Mary Alice “Ma” Burgess Siffrinn

Mary Alice “Ma” Burgess Siffrinn, born July 1880 in Pennsylvania and married to Peter Lewis Siffrinn, born February 12, 1880 in Stolburg, Germany, was my great-grandmother. My mother told me that she was the sweetest person on that side of the family. There is a picture of her in mom’s wedding album, all dressed up in her Sunday best with her hat and gloves. She also told me that Grandmother Siffrinn would turn off her hearing aids when doing the dishes in the kitchen and if you snuck up behind her and whispered very softly, “Ma, would you like a beer?” Even without those hearing aides she could hear you and would say “Yes!”

 

I was 2 when she died and she called me “Cassie.” I don’t remember anything about her, even searching the picture of her I can’t conjure up any distant images or familiar smells.

 

I wonder if she knew of her heritage, of the history behind her maiden name. She may not have known that her third great grandmother was Thankful Snow, daughter of Nicholas Snow, Mayflower Pilgrim, married to Joseph Burgess who was descended from Thomas Burgess “The Goodman Burgess” and Dorothy Waynes of Massachusetts.

 

Thomas Burgess arrived in America in 1637 and lived in Sandwich, Massachusetts.
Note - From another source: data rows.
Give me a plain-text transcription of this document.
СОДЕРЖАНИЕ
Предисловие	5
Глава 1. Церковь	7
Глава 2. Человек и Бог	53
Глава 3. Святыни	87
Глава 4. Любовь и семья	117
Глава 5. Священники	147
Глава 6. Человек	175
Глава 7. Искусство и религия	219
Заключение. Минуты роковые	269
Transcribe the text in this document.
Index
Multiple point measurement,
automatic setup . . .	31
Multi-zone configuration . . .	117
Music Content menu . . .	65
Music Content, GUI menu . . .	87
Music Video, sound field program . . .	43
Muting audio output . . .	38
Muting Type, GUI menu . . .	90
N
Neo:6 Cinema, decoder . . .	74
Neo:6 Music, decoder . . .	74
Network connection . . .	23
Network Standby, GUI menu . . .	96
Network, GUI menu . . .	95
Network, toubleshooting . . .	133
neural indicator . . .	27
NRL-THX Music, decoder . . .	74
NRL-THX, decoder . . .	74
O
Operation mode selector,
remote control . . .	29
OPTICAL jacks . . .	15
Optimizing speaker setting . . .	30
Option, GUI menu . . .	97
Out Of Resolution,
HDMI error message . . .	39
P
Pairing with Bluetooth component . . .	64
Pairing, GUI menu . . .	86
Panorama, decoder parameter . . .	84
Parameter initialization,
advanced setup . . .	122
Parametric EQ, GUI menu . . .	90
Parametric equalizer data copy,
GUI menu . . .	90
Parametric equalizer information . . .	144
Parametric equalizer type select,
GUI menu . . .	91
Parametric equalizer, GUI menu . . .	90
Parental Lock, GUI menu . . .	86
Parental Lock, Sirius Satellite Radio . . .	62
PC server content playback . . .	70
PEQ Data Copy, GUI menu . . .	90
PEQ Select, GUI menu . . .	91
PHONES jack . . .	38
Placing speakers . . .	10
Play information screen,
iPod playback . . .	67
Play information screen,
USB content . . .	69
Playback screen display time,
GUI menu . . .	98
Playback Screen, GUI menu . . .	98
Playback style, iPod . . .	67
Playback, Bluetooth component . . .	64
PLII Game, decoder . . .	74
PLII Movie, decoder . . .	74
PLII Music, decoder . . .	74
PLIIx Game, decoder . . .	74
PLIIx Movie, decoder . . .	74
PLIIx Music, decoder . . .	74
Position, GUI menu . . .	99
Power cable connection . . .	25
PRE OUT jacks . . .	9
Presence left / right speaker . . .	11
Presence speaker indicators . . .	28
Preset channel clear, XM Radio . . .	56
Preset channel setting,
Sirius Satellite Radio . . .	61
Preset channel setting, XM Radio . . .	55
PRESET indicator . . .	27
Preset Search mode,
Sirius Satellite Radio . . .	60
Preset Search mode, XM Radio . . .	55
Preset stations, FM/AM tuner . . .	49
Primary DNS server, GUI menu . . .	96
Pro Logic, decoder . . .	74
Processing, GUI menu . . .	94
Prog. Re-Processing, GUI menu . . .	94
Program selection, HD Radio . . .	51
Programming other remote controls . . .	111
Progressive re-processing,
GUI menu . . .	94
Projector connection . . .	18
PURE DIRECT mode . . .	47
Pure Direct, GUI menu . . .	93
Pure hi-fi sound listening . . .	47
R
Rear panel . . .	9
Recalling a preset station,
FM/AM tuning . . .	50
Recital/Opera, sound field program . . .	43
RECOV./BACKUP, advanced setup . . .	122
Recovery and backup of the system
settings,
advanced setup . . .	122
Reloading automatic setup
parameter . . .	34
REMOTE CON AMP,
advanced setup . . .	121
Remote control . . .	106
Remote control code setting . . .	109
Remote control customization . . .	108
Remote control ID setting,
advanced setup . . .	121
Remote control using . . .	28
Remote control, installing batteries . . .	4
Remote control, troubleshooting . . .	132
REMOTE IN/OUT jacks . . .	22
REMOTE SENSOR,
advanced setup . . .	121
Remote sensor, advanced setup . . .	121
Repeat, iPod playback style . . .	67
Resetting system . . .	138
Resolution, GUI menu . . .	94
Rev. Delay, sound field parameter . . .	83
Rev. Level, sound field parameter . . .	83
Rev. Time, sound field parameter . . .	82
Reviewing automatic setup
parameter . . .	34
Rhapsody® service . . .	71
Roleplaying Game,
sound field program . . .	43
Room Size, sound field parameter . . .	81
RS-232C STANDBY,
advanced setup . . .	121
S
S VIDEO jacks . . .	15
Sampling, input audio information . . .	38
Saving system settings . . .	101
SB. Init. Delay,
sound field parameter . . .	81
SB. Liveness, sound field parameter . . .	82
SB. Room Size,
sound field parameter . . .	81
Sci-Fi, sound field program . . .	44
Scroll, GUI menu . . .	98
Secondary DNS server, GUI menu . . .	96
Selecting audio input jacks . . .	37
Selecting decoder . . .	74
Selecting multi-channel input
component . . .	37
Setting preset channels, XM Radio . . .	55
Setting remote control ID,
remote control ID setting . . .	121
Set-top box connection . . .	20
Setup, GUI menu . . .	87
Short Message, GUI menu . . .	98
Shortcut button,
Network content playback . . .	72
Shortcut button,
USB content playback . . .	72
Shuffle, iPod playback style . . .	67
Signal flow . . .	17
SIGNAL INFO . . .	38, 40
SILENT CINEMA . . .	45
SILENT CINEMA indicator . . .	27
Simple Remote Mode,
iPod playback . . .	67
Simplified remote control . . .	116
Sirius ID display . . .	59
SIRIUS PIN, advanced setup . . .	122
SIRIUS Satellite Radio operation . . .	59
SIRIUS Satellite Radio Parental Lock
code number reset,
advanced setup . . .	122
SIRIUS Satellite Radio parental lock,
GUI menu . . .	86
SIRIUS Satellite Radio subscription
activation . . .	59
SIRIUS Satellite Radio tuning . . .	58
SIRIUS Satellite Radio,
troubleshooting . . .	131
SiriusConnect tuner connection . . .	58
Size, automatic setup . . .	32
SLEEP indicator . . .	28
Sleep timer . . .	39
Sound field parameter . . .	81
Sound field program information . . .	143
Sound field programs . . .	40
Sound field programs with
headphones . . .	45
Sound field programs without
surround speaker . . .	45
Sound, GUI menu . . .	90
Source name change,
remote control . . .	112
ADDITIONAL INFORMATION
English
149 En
He is mentioned in many of the early records of Sandwich. A marriage license was found for Thomas Burgess and Dorothy Waynes for 1628 at Tanfield, England, parish of Chester-Le-Street, Durham County.

 

Mary Alice was the seventh cousin once removed of President Franklin Delano Roosevelt. Elizabeth Burgess, Thomas Burgess,’ daughter would start the line that would end up with President Roosevelt.

 

Her father Benjamin Franklin Burgess was a Civil War veteran. His enlistment on August 7, 1862 would be only one of a flood of men that would join ranks in the Chemung county, New York area. He was promoted to Corporal March 9, 1864 and was one of the 118 wounded at the Battle of Dallas, Georgia, May 25, 1864. His wound was to his hand and after his return to battle August 10, 1864, he would be captured while foraging at Rutledge, Georgia during Sherman’s March to the Sea through Georgia on November 18, 1864. He was held prisoner in Richmond, Virginia until February 24, 1865.

 

Her aunt Harriet H. Burgess would marry Truxton LaFrance. Truxton was interested from an early age in using steam power to drive water pumps. The city of Elmira, New York would purchase the first steam powered fire engine that Truxton invented in the late 1870’s. He would die in 1895 of a heart attack when Mary Alice was just 15.